Haben Sie einen Rat für mich? Was wäre in der aktuellen Situation angebracht? Ist es hinnehmbar, dass er so arg weint, wenn er sich angeblich wieder beruhigen lässt? Muss er sich wirklich nur an die Situation gewöhnen?
Vielen Dank!
Schwierige Kita Eingewöhnung
Hallo,
Sie haben die Situation gut beschrieben und Sie haben selbst die wesentlichen Punkte benannt, die wichtig sind. Wie Sie selbst schreiben, wissen Sie, dass es häufig diese Rückschritte nach ein paar Wochen gibt.
Mein Eindruck ist, dass der nicht erfolgte Anruf in der beschriebenen Situation ein kleiner oder auch größerer Vertrauensbruch war. Sobald Eltern das Gefühl haben, dass sie einer Kita nicht zu 100% vertrauen können, wird es meist schwierig. Mein Vorschlag wäre: Setzen Sie sich noch einmal für ein, besser zwei Tage mit rein (z.B. für 1-2 Stunden), bevor Sie gehen.
Ich denke, dass es für Sie wichtig ist, ihr Kind dort noch einmal zu beoachten und in der Interaktion mit den Erzieherinnen sowie anderen Kindern zu erleben. Wenn man ihnen sagt, dass ihr Kind das nicht braucht, dann können Sie sagen: Aber ich brauche das. Sie könnten ruhig auch sagen, dass der fehlende Anruf an diesem Tag ungünstig für den Aufbau eines Vertrauensverhätnisses in dieser sensiblen Phase war. Eine gute Kita nimmt Eltern und ihre Bedürfnisse ernst.
Herzliche Grüße,
Eliane Retz
Hallo,
vielen Dank für Ihre schnelle Rückmeldungen. Die Idee finde ich gut und kann mir vorstellen, dass es uns beiden hilft. Mein Mann hegt jedoch die Bedenken, dass es für unseren Sohn eher nachteilig wäre, wenn ich plötzlich wieder vor Ort bin. Und meint, dass wir vielleicht nochmal ein paar Tage abwarten sollten, da er sich ja dort beruhigen lässt.
Das verunsichert mich etwas - schließlich hilft es mir nicht wirklich bei meiner Sorge hinsichtlich der Vertrauensbasis.
Denken Sie, das könnte für unseren Sohn ein Problem darstellen?
Dankeschön :)
Hallo,
die Meinung und Perspektive des anderen Elternteils ist immer wichtig.
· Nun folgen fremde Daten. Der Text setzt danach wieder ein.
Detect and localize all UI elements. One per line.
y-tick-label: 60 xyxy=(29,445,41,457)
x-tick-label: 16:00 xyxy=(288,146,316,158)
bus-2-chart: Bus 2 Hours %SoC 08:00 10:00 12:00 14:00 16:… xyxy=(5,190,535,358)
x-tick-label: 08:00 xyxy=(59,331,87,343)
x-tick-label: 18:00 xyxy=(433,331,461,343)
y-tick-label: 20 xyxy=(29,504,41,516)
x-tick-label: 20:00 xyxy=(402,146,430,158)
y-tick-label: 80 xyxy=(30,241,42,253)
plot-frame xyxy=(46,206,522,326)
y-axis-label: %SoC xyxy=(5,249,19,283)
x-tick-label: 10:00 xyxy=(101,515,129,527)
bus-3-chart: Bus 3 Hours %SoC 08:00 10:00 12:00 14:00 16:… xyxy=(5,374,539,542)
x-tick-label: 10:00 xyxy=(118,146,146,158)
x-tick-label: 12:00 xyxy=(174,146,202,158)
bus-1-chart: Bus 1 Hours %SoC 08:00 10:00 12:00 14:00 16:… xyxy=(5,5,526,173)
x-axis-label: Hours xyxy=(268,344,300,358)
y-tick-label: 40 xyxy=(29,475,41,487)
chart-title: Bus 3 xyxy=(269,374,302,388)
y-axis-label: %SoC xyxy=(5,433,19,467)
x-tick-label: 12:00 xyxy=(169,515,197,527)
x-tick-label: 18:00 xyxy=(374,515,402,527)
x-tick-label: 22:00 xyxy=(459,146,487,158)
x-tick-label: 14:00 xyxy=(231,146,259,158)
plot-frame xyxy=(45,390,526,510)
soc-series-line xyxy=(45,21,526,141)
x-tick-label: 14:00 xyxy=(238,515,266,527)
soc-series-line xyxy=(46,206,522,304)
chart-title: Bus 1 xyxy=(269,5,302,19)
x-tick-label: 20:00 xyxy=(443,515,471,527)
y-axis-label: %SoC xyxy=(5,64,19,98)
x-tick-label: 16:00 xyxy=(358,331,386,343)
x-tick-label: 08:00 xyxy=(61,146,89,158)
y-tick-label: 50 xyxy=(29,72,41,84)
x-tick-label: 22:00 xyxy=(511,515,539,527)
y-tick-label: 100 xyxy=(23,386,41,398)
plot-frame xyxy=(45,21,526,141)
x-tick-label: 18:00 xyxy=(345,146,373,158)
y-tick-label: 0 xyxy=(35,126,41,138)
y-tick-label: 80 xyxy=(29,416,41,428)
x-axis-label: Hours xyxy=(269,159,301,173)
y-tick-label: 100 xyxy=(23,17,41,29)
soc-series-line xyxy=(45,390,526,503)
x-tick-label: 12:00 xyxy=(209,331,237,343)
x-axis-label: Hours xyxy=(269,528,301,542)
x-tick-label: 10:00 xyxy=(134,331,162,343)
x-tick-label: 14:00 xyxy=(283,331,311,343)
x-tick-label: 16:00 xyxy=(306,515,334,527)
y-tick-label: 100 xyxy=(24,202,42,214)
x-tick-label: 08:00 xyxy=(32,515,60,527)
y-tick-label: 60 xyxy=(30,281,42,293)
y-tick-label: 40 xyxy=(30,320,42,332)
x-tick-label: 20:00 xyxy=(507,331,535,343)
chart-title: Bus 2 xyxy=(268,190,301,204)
Vielleicht finden Sie einen Kompromiss miteinander. Das könnte bedeuten, dass Sie wirklich noch ein paar Tage warten. Wenn Sie aber weiterhin spüren, dass es Ihnen nicht gut geht mit der Situation, dann suchen Sie bitte das Gespräch mit den Erzieherinnen.
Vielleicht haben diese auch nochmals eine ganz andere Idee, wie es für Sie leichter werden kann.